O presidente da Associação de Comércio Exterior do Brasil (AEB), José Augusto de Castro, também destaca que o uso do dólar nas transações comerciais facilita as negociações entre os países. “A maioria prefere negociar em dólar ou euro, já que são moedas conversíveis (sem restrições no mercado cambial internacional), enquanto o rublo e o yuan são moedas não conversíveis (com baixa aceitação no mercado cambial)”.
Trump ameaça desvincular as transações do dólar com sanções
As discussões sobre a desdolarização avançaram no âmbito dos Brics, que a partir deste ano passou a incluir também a Arábia Saudita, Emirados Árabes e Irã. China e Rússia, alvos de sanções do Ocidente e os maiores integrantes no grupo, têm firmado acordos para realizarem comércio sem a moeda norte-americana. Recentemente, ambos países emitiram um aviso aos países do Oriente Médio para aceitarem yuans chineses e rublos russos nas transações de petróleo — prática que a China já adota.
Essa estratégia visa impulsionar a economia desses países, que têm enfrentado restrições econômicas impostas pelos Estados Unidos e países da União Europeia. No entanto, tal iniciativa foi recentemente contestada pelo ex-presidente dos EUA, Donald Trump, que pretende concorrer à presidência novamente em 2025.
De acordo com informações da Bloomberg da última semana, conselheiros de Trump estão debatendo maneiras de impor sanções aos países que não utilizarem o dólar em suas transações comerciais. Os Brics, que já propuseram até mesmo a criação de uma moeda própria para transações entre os membros do bloco, estão sob foco do ex-presidente. Entre as medidas consideradas pela equipe do republicano estão o controle de exportações, tarifas e taxas, conforme noticiado pelo periódico financeiro norte-americano.
Apesar das ameaças, os especialistas acreditam que os pronunciamentos de Trump dificilmente terão impacto significativo, podendo prejudicar os planos econômicos do país. Por outro lado, essas declarações servem como um aviso às aspirações políticas da China, que busca se afirmar globalmente como um país capaz de competir com os Estados Unidos.
Lula busca se aproximar da China
Desde o início de seu terceiro mandato, o presidente Lula tem buscado estreitar os laços com a China. Os discursos contrários às instituições internacionais e à hegemonia do dólar, ecoados principalmente por Xi Jinping, são alinhados com a visão sul-globalista defendida pela China, da qual Lula é um apoiador entusiasta.
Alvo de sanções dos Estados Unidos e da União Europeia, a China tem investido em estreitar relações com países da América Latina e África, especialmente governos autoritários que também enfrentam pressões do Ocidente, como Rússia e Venezuela. O Brasil ganhou destaque para Pequim devido às semelhanças de discurso e ao desejo de transformar o Sul Global em uma liderança mundial.

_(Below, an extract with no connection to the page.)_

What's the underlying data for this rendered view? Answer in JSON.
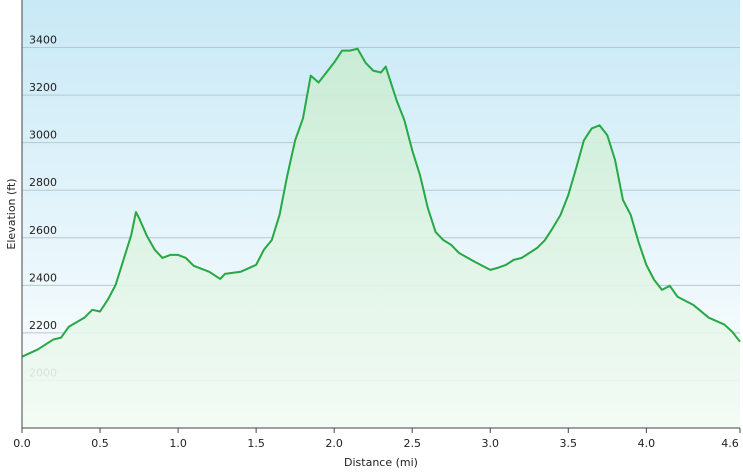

Atualmente, a China é o principal parceiro econômico do Brasil. Lula e o Partido dos Trabalhadores buscam ampliar essa aproximação também no âmbito político. No ano passado, delegações petistas viajaram para a China e membros do Partido Comunista Chinês visitaram o Brasil para assinar acordos de integração com o PT.
Essa aproximação está sendo acompanhada com certa cautela pelos países do Ocidente, especialmente após Lula fazer gestos de apoio à Rússia em meio à invasão da Ucrânia, conflito que persiste entre as duas nações desde fevereiro de 2022.